Lilly's POV
No. This can't be happening to me. Please, please say it isn't true. Someone,
anyone, tell me that he's not leaving forever. Gone. Moving away.
I'll never forget the look in his eyes as he told me and Miley that he's moving
away. Those beautiful, brown, puppy-dog eyes ripped my heart to shreds with their
sadness. I'm sure my eyes mirrored his. He's always been there for me, even when
Miley wasn't. How could I live without him by my side? Could this really be
happening?
Oliver's POV
How could they do this to me? Don't they know that my whole life is here?
Everything I've ever known is here in Malibu. And Lilly. How can I ever tell her that I
love her now that I'm moving? Even if she did like me back, what type of relationship
would that be? Even if I was thinking of telling her before, I can never do it now. It
would just be too painful. For her . . . and for me.
Lilly's POV
I have to tell him. I have to. I can't just let him go, not knowing that he's never
been just a friend to me. He has to know.
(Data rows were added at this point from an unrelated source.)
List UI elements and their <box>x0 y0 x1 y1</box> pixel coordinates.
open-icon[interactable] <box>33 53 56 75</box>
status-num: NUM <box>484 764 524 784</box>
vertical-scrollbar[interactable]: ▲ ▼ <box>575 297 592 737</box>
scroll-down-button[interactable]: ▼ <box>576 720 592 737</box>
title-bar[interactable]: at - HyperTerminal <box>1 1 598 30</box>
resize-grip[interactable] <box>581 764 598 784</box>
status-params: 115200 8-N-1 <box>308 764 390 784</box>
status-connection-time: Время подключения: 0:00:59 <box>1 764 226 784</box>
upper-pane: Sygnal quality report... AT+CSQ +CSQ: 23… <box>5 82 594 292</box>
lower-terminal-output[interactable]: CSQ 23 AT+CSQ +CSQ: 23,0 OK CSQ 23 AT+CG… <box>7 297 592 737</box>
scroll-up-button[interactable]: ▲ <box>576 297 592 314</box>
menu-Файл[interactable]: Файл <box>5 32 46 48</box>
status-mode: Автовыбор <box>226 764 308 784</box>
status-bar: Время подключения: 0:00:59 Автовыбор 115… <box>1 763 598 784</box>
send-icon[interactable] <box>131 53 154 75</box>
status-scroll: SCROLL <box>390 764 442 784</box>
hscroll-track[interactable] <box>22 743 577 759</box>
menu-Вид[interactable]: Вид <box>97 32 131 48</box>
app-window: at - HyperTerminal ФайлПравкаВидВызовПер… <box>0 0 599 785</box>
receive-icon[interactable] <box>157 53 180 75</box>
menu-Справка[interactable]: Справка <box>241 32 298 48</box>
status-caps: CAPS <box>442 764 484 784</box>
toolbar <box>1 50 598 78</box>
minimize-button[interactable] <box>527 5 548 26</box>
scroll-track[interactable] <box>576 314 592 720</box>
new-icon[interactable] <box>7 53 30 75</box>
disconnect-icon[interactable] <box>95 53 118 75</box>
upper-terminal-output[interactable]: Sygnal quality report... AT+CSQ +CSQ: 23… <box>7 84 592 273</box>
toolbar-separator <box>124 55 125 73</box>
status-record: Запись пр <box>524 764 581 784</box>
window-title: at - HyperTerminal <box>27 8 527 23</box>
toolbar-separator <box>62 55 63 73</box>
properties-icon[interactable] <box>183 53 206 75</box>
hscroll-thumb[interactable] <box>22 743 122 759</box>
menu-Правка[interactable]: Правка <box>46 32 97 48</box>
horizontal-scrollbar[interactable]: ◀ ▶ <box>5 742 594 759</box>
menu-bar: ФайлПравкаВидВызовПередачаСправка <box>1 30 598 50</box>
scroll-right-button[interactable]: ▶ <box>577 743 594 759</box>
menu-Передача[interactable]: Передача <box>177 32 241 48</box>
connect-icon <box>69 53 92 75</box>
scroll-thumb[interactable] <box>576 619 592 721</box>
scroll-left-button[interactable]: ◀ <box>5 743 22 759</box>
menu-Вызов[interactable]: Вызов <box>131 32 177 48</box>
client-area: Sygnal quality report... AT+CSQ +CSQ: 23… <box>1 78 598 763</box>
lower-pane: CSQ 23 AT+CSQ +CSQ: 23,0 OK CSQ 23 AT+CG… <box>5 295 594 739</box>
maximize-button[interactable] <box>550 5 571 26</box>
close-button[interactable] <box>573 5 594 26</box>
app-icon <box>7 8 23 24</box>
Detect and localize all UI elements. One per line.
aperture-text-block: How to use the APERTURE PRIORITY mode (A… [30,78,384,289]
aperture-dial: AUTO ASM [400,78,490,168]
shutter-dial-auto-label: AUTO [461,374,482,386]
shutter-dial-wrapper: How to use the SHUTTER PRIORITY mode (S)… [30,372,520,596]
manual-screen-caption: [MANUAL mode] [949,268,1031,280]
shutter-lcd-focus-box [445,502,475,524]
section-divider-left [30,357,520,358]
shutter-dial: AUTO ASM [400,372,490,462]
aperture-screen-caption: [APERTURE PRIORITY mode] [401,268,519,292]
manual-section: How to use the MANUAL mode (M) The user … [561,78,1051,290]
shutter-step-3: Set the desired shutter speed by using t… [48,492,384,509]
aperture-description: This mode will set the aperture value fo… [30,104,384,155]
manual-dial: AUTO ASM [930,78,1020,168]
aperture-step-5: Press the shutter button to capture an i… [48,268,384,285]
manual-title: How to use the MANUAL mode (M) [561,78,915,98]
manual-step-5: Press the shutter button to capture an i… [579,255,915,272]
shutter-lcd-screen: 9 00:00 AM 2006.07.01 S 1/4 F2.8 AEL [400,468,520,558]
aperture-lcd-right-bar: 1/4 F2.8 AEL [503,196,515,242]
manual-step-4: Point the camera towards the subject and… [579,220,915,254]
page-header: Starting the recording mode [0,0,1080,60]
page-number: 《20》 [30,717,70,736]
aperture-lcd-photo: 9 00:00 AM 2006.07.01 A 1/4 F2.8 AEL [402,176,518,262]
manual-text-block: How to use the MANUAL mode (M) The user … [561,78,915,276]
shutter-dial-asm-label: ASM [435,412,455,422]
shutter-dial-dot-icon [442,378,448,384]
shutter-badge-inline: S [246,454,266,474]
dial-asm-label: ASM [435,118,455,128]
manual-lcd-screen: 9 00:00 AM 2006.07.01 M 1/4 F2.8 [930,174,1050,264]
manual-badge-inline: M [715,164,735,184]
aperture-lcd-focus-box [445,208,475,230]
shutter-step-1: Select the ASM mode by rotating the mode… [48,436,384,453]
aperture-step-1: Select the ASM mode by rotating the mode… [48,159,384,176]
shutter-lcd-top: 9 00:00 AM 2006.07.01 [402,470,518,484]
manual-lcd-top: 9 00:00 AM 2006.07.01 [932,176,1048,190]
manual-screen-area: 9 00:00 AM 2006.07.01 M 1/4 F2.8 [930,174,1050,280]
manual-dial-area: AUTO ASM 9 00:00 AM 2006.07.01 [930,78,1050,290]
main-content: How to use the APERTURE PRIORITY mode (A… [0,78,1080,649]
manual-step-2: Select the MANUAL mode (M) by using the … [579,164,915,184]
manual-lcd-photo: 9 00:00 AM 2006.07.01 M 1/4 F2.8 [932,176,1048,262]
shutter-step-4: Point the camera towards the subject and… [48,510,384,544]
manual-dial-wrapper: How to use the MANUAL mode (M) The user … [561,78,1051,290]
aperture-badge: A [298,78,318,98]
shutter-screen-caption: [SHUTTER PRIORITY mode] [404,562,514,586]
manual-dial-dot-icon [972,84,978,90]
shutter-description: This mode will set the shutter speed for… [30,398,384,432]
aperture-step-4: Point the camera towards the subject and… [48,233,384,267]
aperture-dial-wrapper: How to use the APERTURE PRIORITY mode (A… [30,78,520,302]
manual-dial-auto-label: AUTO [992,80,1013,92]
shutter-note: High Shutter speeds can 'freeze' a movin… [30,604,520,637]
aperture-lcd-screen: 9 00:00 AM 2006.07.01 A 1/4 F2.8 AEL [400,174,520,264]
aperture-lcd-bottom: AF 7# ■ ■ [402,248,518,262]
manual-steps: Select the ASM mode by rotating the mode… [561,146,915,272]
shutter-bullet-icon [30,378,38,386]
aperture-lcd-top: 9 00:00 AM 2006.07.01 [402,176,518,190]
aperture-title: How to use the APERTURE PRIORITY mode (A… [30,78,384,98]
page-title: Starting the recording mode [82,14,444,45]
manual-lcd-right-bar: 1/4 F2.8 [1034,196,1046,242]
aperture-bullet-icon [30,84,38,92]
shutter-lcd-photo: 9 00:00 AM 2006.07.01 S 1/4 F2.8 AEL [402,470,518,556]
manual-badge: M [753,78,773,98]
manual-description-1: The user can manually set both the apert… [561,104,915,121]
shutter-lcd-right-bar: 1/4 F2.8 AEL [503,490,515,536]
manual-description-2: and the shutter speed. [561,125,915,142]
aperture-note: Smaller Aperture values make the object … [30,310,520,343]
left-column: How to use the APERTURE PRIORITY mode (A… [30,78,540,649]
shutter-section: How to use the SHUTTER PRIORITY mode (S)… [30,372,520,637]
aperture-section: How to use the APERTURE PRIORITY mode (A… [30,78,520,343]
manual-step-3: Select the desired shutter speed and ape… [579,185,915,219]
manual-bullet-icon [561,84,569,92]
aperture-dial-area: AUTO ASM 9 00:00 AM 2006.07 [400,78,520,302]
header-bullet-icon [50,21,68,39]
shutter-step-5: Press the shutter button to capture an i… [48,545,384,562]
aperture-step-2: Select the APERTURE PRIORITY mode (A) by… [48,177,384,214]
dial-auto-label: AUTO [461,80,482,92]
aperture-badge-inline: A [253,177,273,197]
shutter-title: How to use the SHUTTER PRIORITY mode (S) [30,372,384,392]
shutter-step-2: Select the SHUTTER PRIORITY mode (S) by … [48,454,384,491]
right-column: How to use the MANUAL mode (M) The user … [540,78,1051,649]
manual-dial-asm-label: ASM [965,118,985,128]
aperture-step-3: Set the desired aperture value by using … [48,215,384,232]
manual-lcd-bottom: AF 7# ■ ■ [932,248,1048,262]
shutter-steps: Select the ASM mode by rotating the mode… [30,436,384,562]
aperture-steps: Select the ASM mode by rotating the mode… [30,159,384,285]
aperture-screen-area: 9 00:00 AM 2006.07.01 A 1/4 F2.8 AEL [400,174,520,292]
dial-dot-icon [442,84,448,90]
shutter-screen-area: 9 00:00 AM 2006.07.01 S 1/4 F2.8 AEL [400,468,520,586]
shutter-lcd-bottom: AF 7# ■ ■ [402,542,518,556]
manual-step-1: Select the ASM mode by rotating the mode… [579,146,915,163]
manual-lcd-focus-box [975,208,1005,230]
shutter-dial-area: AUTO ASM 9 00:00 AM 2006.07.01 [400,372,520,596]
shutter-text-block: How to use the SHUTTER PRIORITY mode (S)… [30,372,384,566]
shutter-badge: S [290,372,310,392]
Wait. What am I saying? I can't tell him. That would ruin everything between
us. If I want to preserve our friendship, I have to do what's right. I've got to keep my
mouth shut. Hold it inside. Lock it in the depths of my heart so no one can see how hurt
I am. I've got to be strong.
But . . . what if by not telling him how I feel about him, I'm really being weak?
What if the right thing is to tell him how I feel? What if I kept my secret from him, and
he liked me back, but wouldn't say anything because I didn't? Oh, I wish I could make
up my mind! I'm torn in two pieces, one which wants to keep it all inside, like before,
and the other screams for me to tell the truth. What do I do?